Judging albums by their cover

Architecture In Helsinki: In Case We Die

Design & Music would seem to be a perfect match. Art and design school seem to be filled with would-be-musicians, and many a well known band has found it’s genesis in one of these institutions over the years. It comes as some what of a mystery then, why there remains so many really badly designed album covers. A lot of output from the major labels can be put down to the machinations of their marketing departments. Primarily they are releasing albums to move product, therefore they are trying to create an ‘image’ of the artist, an ‘ideal’ that their intended market (whether this be teenage girls are whatever) want to aspire to, rather than an interpretation of the specifics of the music (in a lot of cases there wouldn’t be that much to work from anyway). The independent release has a lot more freedom and hence, the results of the cover artwork should be better, unfortunately there are still a lot of roadblocks in the way to stymie this. Bands just starting out and releasing their first album are often still finding their feet as far as style and image. They are invariably short of cash and any money they do have is usually put into producing the best recording they can, using a designer for cover artwork is probably last on their list of priorities. This leaves the design of the cover up to the most ‘capable’ band member or a friend who has some artistic ability (or at least knows how to use Publisher! šŸ™‚

The fall-back and easiest position is to usually copy the aesthetic style of their musical idols and inspiration (as best they can) rather than establishing their own visual identity. This can work ok as long as all the members agree on this aesthetic – the worse case scenario is the ‘design by committee’. This happens when everyone from friends, family, partners, their hairdresser (she’s really artistic!) put their two cents in over the design. What results is a cover that tries to incorporate everything and please everyone, but ultimately portrays nothing other than a confusing, unappealing morass.

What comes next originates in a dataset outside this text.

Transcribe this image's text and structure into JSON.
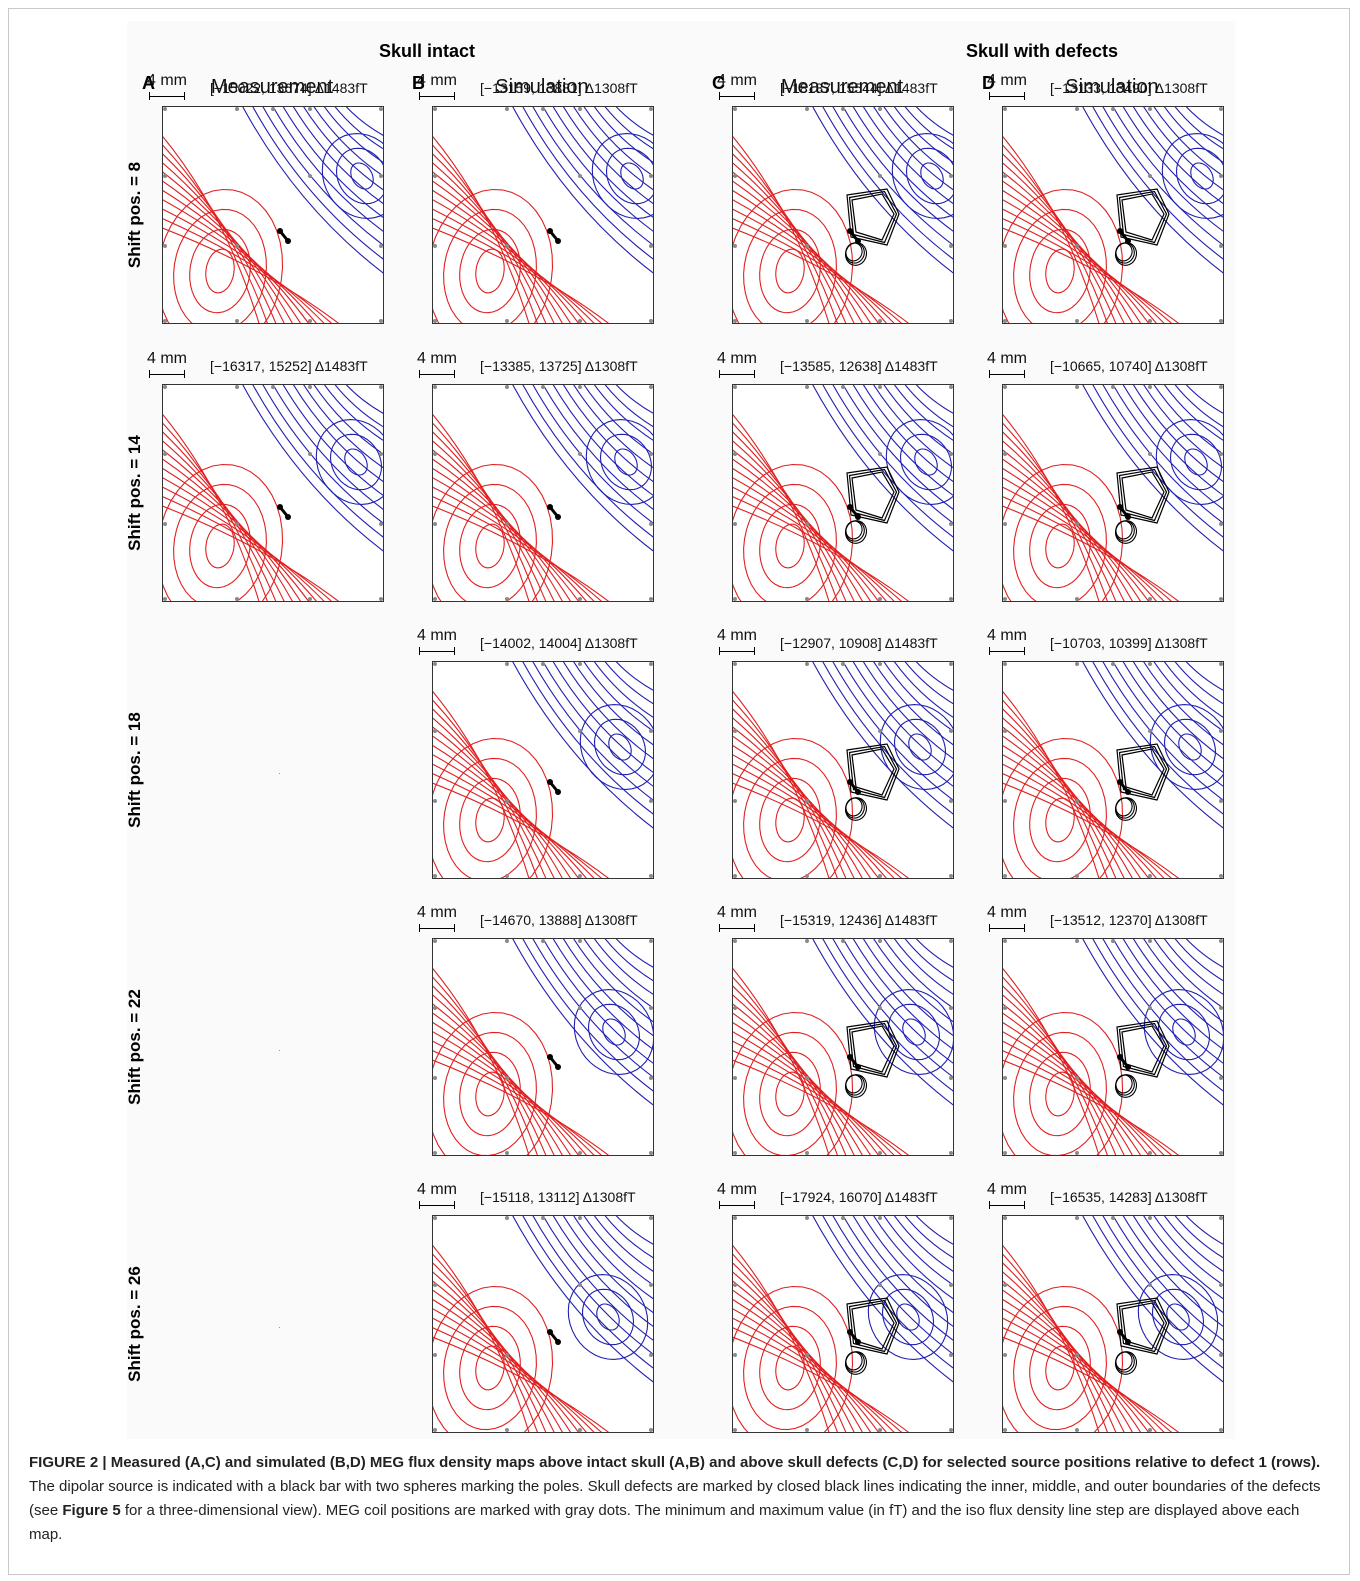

Sometimes bands get lucky though, and actually have a member with design talent and an individual vision – such is the case with Architecture In Helsinki’s ‘In Case We Die’. The advantages of being an independent band with their own label are self -evident on the cover. It’s doubtful that a major label would find the artwork of front-man Cameron Bird particularly marketable, even though it perfectly parallels the bands style – a handmade aesthetic. It combines childlike scribbles and free-hand fonts with a clear, colourful, hand-drawn style. The band photos on the inside cover are playfully coloured, scribbled upon and drawn around in a spontaneous, random manner, much like the band introduces unusual instrumentation and lyric structure to the songs. Architecture In Helsinki quite literally wear their independence on their sleeve.